それによって用済みとなった僕は最初にいたサラに消される。
僕はこの時死んだのだ。
ただしこれからの話は憶測ではない。
魔法使いは死んでいても様子がわかる。
ウェンディとサラは全く同じ姿格好をし、互角にたたかっている。
ここで断っておくと私がウェンディを呼び出したのではない。この2人が戦う事ははじめから決まっていた。
魔法で何かが変わったりはしていない。
ウェンディは私のピンチを察して助けに来たが、間に合わず私が死んだ直後に現れた。
名前のある魔法は少なく、また効果もほとんどない。
僕の魔法は予め決まっていた事を予め決まっていた通り書いていただけであり、世界になんの影響もあたえなかった。それこそが本当の魔法だ。

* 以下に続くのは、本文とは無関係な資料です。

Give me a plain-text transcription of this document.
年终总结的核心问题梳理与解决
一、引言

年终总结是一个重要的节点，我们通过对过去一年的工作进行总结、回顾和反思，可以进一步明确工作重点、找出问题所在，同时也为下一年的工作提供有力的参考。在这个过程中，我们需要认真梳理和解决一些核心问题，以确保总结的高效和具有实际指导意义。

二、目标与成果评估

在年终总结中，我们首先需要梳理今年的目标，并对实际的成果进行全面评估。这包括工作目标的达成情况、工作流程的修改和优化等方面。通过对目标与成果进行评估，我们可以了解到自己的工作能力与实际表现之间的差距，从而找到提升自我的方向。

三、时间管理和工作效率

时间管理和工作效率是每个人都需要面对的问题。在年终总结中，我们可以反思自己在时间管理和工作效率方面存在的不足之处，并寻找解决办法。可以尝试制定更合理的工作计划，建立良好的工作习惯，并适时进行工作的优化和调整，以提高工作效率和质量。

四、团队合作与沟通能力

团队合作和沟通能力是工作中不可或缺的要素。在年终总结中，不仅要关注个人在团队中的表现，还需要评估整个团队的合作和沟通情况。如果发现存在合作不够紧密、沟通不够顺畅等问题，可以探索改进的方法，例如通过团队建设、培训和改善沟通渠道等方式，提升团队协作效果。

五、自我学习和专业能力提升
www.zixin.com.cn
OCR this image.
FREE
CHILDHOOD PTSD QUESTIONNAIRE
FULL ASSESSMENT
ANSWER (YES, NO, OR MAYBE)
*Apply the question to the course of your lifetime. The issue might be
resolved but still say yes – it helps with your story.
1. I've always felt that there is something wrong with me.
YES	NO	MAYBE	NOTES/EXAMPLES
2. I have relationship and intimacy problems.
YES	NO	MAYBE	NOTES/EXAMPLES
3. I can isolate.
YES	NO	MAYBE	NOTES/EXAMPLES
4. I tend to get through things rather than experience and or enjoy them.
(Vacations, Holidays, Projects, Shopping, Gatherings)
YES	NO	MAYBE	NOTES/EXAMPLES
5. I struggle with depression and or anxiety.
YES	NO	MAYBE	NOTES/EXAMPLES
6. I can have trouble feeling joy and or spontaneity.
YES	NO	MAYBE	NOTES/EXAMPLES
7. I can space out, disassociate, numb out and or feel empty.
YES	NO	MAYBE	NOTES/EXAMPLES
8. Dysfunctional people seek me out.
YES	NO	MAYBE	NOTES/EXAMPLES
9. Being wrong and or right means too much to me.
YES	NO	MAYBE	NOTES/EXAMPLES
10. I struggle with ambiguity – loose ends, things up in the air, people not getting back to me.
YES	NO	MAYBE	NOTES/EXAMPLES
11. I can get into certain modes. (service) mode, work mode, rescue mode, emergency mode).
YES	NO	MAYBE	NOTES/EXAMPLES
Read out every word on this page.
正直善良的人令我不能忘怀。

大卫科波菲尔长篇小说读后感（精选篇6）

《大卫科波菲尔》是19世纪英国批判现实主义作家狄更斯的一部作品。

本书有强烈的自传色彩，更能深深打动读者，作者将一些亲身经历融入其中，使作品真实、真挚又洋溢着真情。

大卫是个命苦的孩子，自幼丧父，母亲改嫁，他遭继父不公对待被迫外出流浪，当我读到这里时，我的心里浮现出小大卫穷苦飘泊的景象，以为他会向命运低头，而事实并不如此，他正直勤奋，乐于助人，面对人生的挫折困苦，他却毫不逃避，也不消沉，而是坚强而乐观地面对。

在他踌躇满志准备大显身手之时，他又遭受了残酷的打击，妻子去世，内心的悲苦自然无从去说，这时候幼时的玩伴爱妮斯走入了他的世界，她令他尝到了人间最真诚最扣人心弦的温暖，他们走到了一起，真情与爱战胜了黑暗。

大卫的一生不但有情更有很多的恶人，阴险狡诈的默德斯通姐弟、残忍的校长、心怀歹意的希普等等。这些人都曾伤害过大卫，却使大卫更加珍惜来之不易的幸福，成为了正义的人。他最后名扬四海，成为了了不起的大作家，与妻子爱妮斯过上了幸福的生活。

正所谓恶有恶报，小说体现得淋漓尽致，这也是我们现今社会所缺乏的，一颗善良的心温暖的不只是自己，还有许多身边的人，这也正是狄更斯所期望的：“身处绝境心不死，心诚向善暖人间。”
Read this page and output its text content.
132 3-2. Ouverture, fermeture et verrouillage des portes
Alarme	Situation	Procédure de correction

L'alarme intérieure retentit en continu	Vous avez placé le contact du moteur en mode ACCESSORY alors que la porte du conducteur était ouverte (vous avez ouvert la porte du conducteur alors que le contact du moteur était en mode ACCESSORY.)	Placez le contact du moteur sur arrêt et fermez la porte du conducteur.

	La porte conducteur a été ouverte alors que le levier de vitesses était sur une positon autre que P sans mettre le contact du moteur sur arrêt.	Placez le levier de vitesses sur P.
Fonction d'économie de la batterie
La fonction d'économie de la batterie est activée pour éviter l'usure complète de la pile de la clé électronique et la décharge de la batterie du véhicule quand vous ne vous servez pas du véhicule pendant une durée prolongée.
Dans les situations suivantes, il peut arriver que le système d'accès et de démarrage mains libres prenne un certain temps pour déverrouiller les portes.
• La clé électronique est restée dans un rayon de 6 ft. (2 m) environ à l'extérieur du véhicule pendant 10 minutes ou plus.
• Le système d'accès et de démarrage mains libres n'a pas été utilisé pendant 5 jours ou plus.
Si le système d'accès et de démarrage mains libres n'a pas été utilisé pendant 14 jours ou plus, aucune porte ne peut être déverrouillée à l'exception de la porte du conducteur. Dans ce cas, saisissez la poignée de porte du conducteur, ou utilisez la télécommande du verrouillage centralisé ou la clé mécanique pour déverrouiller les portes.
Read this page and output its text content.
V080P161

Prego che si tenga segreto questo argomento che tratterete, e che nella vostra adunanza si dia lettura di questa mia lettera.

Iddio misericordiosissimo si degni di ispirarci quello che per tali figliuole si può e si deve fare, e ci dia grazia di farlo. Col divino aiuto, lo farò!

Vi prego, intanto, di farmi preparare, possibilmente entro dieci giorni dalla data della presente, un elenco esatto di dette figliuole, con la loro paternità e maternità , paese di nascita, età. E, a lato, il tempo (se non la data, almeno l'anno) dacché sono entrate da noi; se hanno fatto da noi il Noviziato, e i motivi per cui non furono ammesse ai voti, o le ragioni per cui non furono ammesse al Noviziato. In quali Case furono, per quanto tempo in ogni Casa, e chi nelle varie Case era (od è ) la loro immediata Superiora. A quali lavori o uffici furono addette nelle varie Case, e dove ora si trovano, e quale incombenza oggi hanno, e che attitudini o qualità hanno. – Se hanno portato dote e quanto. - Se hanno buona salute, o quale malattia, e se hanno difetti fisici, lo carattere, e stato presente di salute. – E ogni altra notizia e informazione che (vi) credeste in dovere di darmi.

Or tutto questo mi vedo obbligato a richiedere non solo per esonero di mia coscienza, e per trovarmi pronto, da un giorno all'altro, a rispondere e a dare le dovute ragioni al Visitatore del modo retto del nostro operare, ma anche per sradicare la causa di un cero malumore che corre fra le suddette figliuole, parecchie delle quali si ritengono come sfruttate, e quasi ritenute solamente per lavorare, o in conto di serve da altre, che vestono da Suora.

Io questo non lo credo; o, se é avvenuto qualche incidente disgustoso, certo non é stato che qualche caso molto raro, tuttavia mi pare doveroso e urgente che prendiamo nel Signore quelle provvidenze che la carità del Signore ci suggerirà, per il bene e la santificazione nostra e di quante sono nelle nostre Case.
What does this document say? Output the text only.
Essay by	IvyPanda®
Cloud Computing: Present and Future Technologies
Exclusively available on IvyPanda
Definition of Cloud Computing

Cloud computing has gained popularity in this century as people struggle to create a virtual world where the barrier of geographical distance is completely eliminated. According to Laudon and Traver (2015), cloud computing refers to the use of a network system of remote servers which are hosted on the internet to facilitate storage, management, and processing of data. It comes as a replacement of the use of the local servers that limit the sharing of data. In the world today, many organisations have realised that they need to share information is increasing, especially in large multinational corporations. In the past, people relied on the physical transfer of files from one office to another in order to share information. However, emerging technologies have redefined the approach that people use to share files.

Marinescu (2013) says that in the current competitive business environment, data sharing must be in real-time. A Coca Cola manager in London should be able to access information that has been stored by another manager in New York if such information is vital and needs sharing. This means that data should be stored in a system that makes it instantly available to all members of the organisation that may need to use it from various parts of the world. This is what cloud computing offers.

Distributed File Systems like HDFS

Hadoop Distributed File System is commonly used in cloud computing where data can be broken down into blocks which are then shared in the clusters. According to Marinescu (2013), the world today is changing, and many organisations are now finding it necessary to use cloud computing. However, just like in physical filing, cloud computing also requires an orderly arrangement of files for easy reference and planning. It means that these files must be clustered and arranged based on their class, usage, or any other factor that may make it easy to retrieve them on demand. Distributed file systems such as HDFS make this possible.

サラとウェンディが互角に戦うのは当たり前であり、2人は同じ肉体、同じ記憶、同じ能力を持つものだった。。
サラは操られていたのだろうか。
幾らサラが大悪女と呼ばれる天才という事を考えても強すぎる。ただもしそうであった場合、怒りを忘れさせない者はウェンディも操ることができるはずである。怒りを忘れさせない者かそれをしないのはサラとウェンディを戦わせる事、それ自体が目的だからなのだ。きっと戦わせた結果にすら興味はない。精霊とは結果を求めるより運命を回す事を目的とする。一番厄介で危険な存在だ。
僕は戦いを見つめている。
肉体の方の意識はもうない。
最初の予想との違いはウェンディが有利に戦っている事だ。互角に見えたのは最初だけ、勝負にはなっているがウェンディはサラを寄せ付けない。
「二次魔法になれば完璧なコピーはつくれない。エリー様たち三女神についてはコピーもつくれないし。」
ウェンディはそういった。怒りを忘れさせない者に言ったのだろうか。
敗北を悟りサラは逃走した。
サラはウェンディと全く同じ記憶をもつ。全く同じ経験をしている。魂だけが命の精霊により与えられた。
ウェンディは皆の死を思いようやく涙を流したのだろうか?私はそれを観たくないと思う内に魂の方の意識も消えていった。